As a passionate sports spectator I totally understand the release that football and other sports can offer. What I do not understand is why it should be acceptable to Mr Waiton that it can be so offensive and vile.
I was privileged to be in the Olympic Stadium on the night of Team GB’s three gold medals. It was sport at its very best, with the crowd composed of many nationalities sitting together. Everyone cheered on “their” athletes without resorting to any abuse whatsoever. Contrast a week later as I walked with my son down to Easter Road for the first Edinburgh Derby of the season.
To suggest that to promote anti-sectarianism or anti-racism is a new secular religion misses the point that too many lines were and still are crossed by football supporters within Scotland.

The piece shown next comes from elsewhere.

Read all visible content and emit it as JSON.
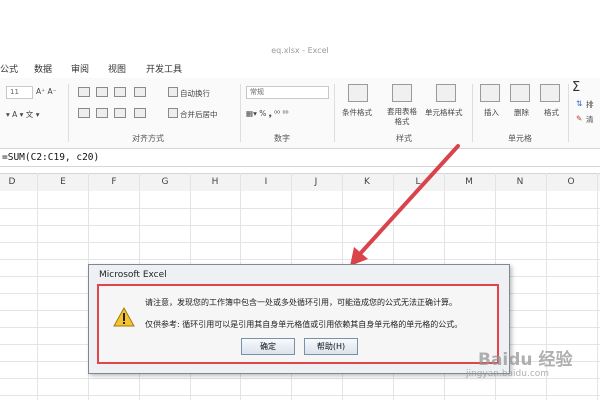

The mentality that allows a spectator to believe that by paying their entry fee at the turnstile they are entitled to scream whatever abuse at whomever and whenever should have been challenged long before now.
Mr Waiton is right to challenge our increasingly intolerant and illiberal climate. However, he is wrong to seek to do so in support of those football fans that bring themselves, their clubs and indeed the sport itself down to a gutter level.